Türk müteahhitlik sektörü birçok coğrafyada üstlendiği iddialı projelerle tüm dünyanın haklı beğenisini ve takdirini kazanmış, bugün 70 ülkede toplam 155 milyar dolarlık iş hacmine erişmiştir. 'Dünyanın en büyük 225 uluslararası müteahhidi' listesinde bulundurduğu 31 firmayla dünyada ikinci sırada yer alan Türk müteahhitlik sektörünün Brezilya'da da birçok önemli alt ve üst yapı projesine imza atabileceğini düşünüyorum. Afro-Avrasya coğrafyasının tam merkezinde bulunan Türkiye'nin sahip olduğu eşsiz coğrafî konum, ülkemizi uluslararası yatırımcılar için cazip bir pazar haline getirdi.

73 milyonluk genç nüfusu, dinamik ve serbest ekonomisi, büyük iç pazarı, rekabetçi endüstrisi ve iyi yetişmiş iş gücüyle Türkiye, uluslararası firmalar için sayısız fırsatlar sunuyor. Nitekim son yıllarda izlenen ekonomik politikalar Türkiye pazarına güveni artırdı ve Türkiye'ye yönelik doğrudan yabancı yatırımların akışında önemli artışların kaydedilmesine yol açtı. Türkiye, 2007 yılında çektiği 22 milyar dolar uluslararası yatırım, sonraki yıllarda krize rağmen elde ettiği yüksek miktarlarla bir cazibe merkezi olduğunu ispat etti.''


Brezilyalı işadamlarına çağrı

Konuşmasında dış politik gelişmelere de değinen Başbakan Erdoğan, şunları kaydetti:

''Dış politikadaki aktif tutumumuz, barışçı yaklaşımlarımız, güvenilir bir ülke konumunda bulunmamız Türkiye'yi yine bir cazibe merkezi konumuna yükseltti.
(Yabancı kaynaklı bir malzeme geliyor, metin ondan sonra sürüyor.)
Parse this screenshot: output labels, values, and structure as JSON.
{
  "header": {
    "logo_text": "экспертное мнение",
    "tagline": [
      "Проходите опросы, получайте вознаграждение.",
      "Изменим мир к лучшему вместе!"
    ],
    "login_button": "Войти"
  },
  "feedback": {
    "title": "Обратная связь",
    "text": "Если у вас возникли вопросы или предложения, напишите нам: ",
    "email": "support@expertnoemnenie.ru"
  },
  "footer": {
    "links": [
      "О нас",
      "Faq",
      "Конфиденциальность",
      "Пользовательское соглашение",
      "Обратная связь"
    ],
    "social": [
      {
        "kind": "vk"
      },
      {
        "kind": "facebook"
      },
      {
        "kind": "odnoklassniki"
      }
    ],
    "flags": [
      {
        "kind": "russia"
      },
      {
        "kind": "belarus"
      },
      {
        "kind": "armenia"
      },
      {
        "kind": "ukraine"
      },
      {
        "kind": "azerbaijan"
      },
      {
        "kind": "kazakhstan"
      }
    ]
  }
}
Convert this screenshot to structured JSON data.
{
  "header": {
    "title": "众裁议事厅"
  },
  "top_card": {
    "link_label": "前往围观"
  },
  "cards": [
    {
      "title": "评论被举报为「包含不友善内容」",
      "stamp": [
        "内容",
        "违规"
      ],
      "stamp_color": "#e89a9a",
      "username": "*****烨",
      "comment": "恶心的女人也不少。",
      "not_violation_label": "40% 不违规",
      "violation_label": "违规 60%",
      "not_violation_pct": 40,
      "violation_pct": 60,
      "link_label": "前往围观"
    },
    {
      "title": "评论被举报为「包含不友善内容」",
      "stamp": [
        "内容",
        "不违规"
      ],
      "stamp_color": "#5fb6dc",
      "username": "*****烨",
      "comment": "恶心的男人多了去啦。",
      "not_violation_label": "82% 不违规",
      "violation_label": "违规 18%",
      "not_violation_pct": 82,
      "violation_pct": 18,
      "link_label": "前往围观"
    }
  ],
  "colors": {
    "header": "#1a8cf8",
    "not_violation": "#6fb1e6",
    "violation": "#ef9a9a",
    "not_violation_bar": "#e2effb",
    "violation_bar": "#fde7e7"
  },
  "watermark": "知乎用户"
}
İç politikadaki ve ekonomideki reformlarımız devam ediyor ve bu reformlarla da Türkiye bir istikrar ve güven ülkesi konumunu pekiştiriyor. Ben, Türkiye'nin, Brezilyalı işadamları için çok büyük bir fırsat olduğunu burada teyit etmek istiyorum. Türkiye'nin güvenilir işadamları, güçlü müteahhitleri, tecrübeli sanayicileri, sağlam ekonomik yapısı, istikrarlı siyasi yapısı Brezilyalı dostlarımızı Türkiye'ye daha yoğun şekilde sevk etmelidir inancındayım.

Türkiye ile Brezilya arasında bugün yeni bir dönem başlıyor. İran meselesinde ortaya koyduğumuz başarılı işbirliği, Medeniyetler İttifakı projesindeki ortak çabalarımız ve bugün de işadamlarımız arasındaki diyalog, her iki ülke için de yeni kapıları araladı, aralıyor. Bu yeni sürecin ülkelerimize, halklarımıza, ekonomi çevrelerine hayırlı olmasını diliyorum.''

Öte yandan Başbakan Erdoğan'a, sanayiye yaptığı katkılardan dolayı Sao Paulo Sanayi Federasyonu (FIESP) Nişanı takdim edildi.